『経済知力フォーラム3 〜3年生〜』
- 公開日
- 2015/10/28
- 更新日
- 2015/10/28
学校の様子
今年度,3回目の「経済・知力フォーラム」が,27日(火)6,7限におこなわれました。今回は,京都大学名誉教授の西村周三先生による講義で「経済のみかた−市場,再分配,相互扶助−」というタイトルで,「お金の流れと仕事の流れを,1.モノやサービスを売買して,手に入れたり,提供する仕組み,2.政府などが税金を集めて配る仕組み,3.お金を媒介としないで奉仕活動などを行なう仕組み,の三つに分けて考えます。
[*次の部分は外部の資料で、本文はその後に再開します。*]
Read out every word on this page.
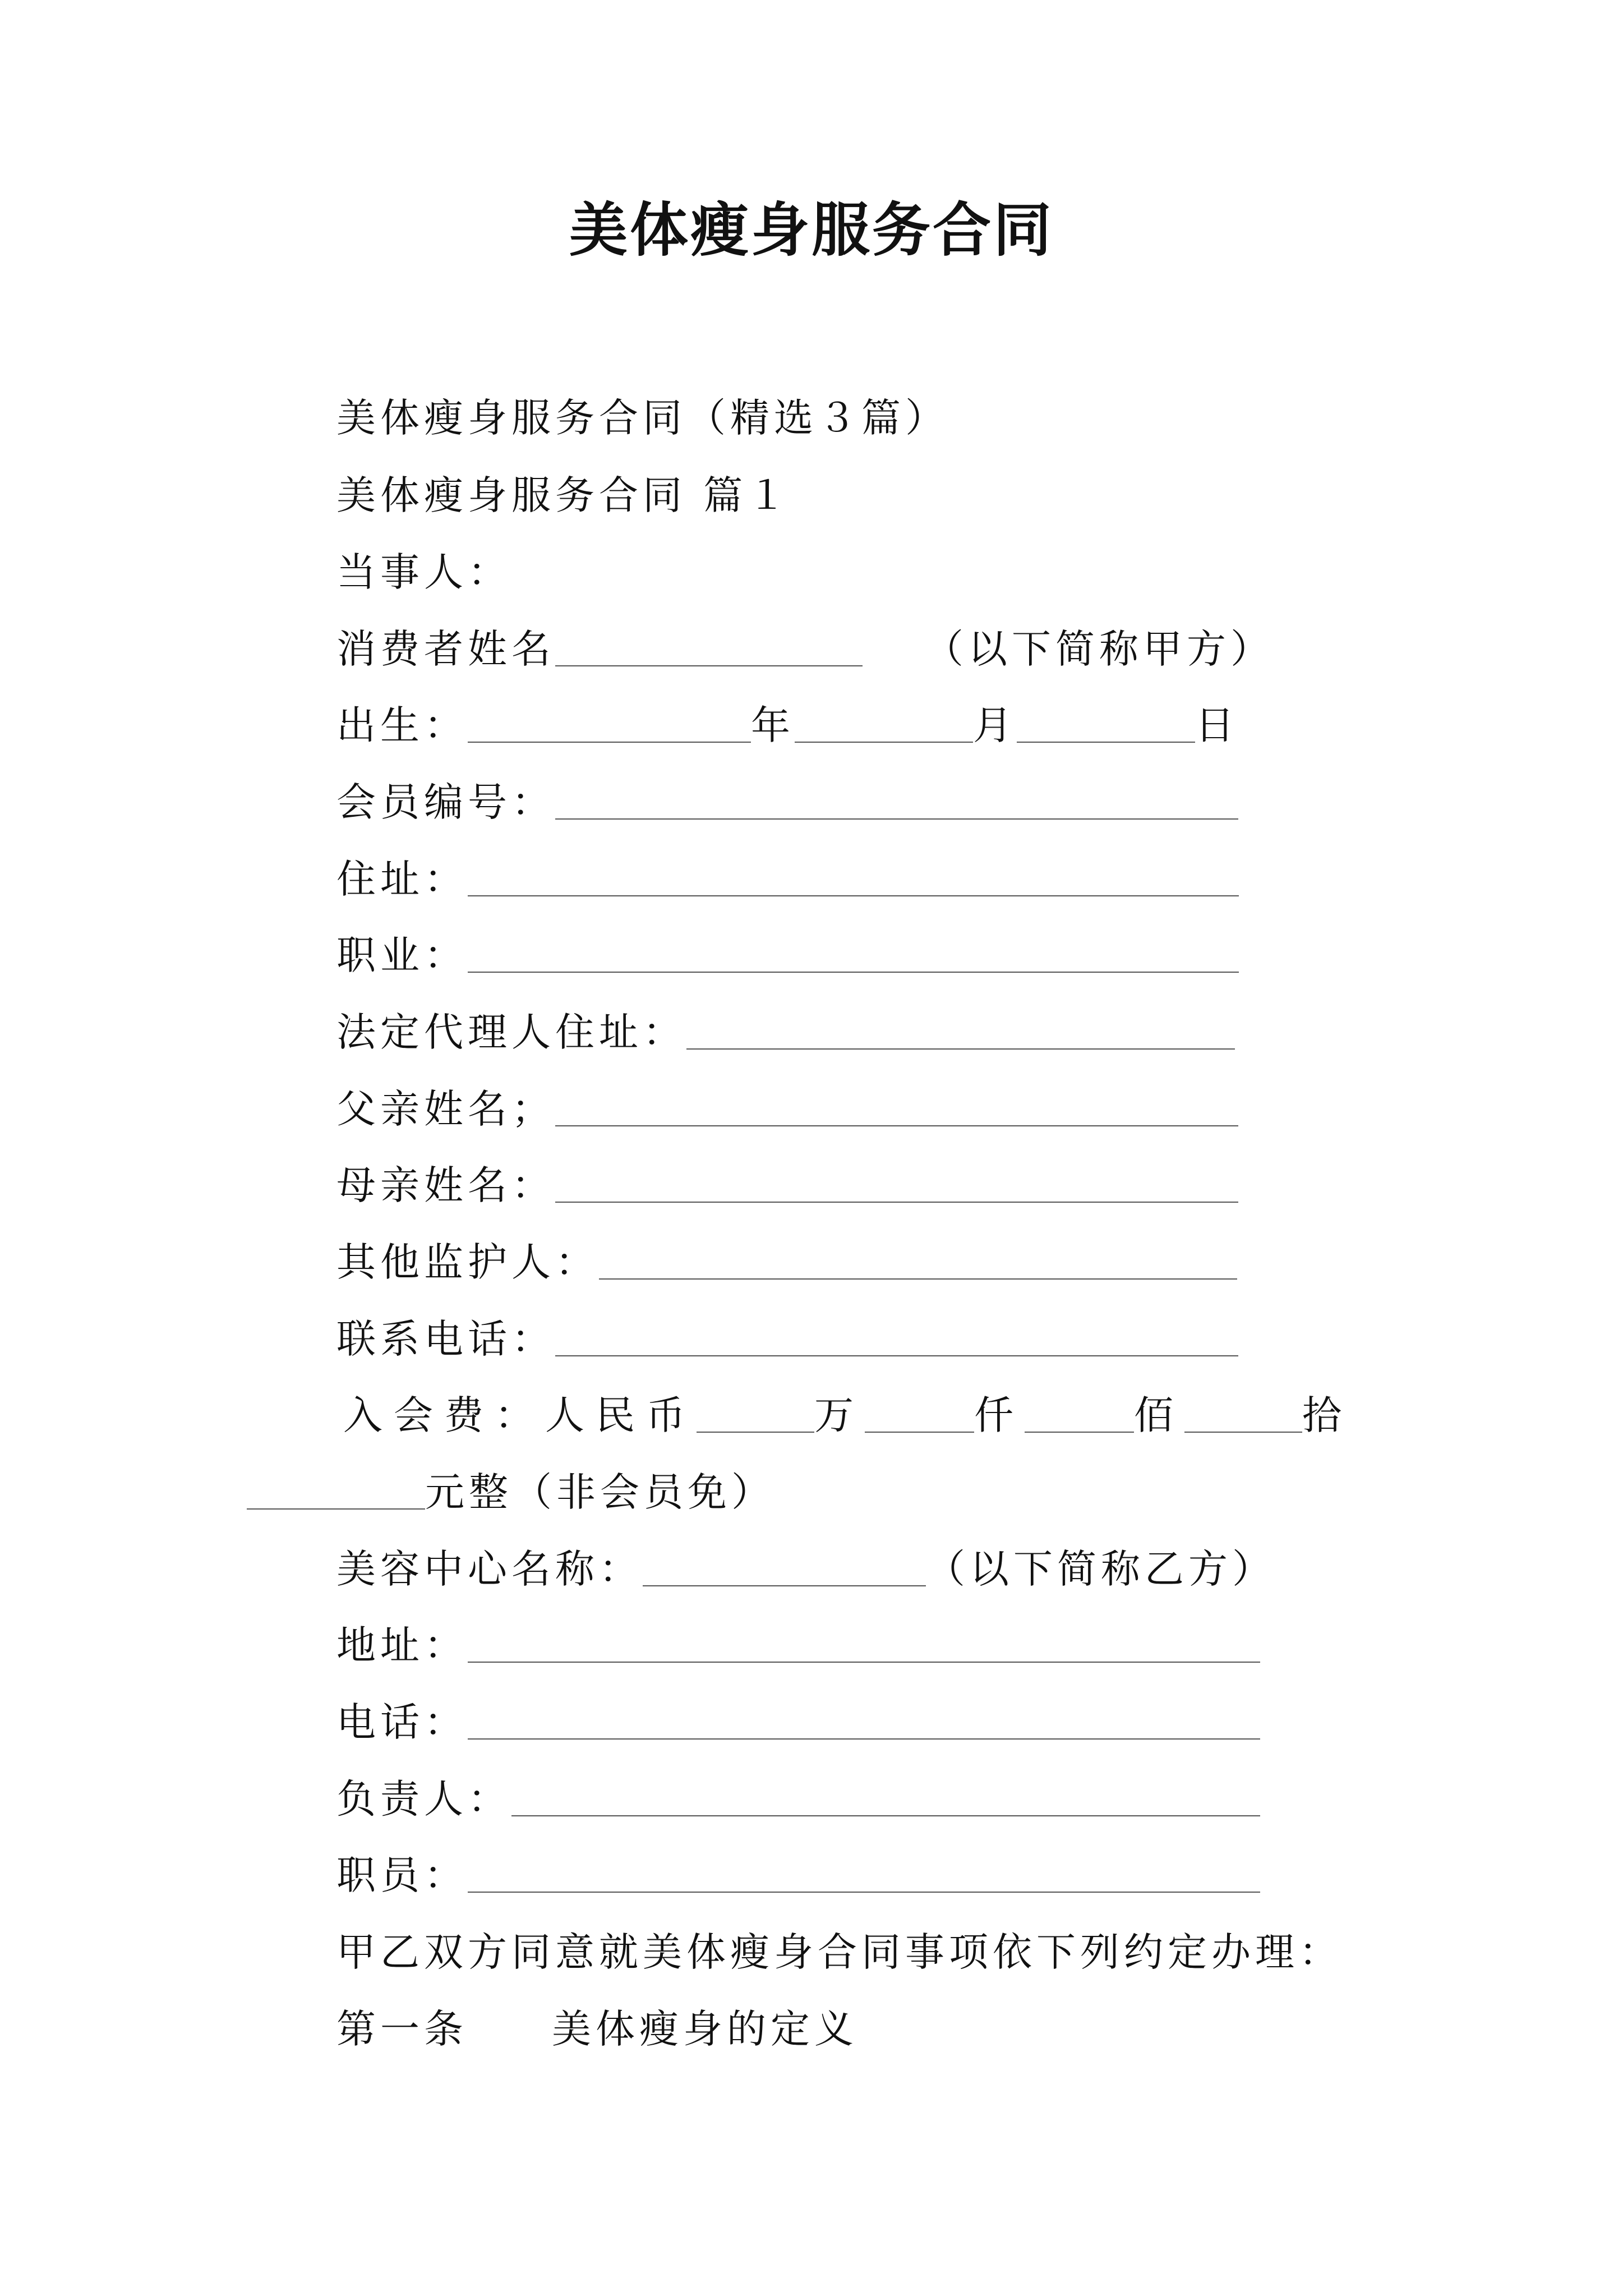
美体瘦身服务合同
美体瘦身服务合同（精选３篇）
美体瘦身服务合同 篇１
当事人：
消费者姓名	（以下简称甲方）
出生：	年	月	日
会员编号：
住址：
职业：
法定代理人住址：
父亲姓名；
母亲姓名：
其他监护人：
联系电话：
入会费：人民币	万	仟	佰	拾
元整（非会员免）
美容中心名称：	（以下简称乙方）
地址：
电话：
负责人：
职员：
甲乙双方同意就美体瘦身合同事项依下列约定办理：
第一条 美体瘦身的定义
」という内容でした。
1時間目は,お金で買えるものと買えないもの,何かを提供すると,お金をもらえるもの,これらを具体的に考えてみることから始まり,企業・家計・政府の関係,労働市場・資本市場・商品市場,生産要素,市場的交換・コミュニケーションを媒介とする交換・媒介としない交換等についての説明を受けました。そして,経済的な部分もある程度満たさないと幸せとは言えないが,経済的な面が豊かであればそれで幸せとは言えないという,一つのくくりでした。
2時間目は主要国の名目GDPと1人あたりの名目GDPの約20年間の推移を見ることから始まり,
中国は人口が,日本の約10倍,アメリカは約2.8倍の規模であること,日本の名目GDPは円換算でほぼ500兆円規模で推移しており,円安によりドル換算では目減りしていること,2兆円の中国人観光客による「爆買い」のもたらす効果,GDPの内訳として,消費と投資・民間と政府・名目と実質・国内と海外・ストックとフロー・生産と支出と分配についての説明がありました。そして,資本主義の特徴として,資本家と労働者,常に「新しいもの」を生むこと,お金で買えないものも買えるものも変えていくこと,「豊かさ」ということの感覚について語られました。そして,人工頭脳とロボットが大きな変化をもたらし,特に労働が大きく変化し,急速に迎えている高齢社会への対応,長寿化・少子化・労働力減少にどう対応していくべきか,そこで「地域包括ケアシステム」という考え方があり,講義の開始時の「お金では買えない」が「世の中で大切」なものに,話が循環していくところで講義は終了しました。
次回はクラスごとの実施になります。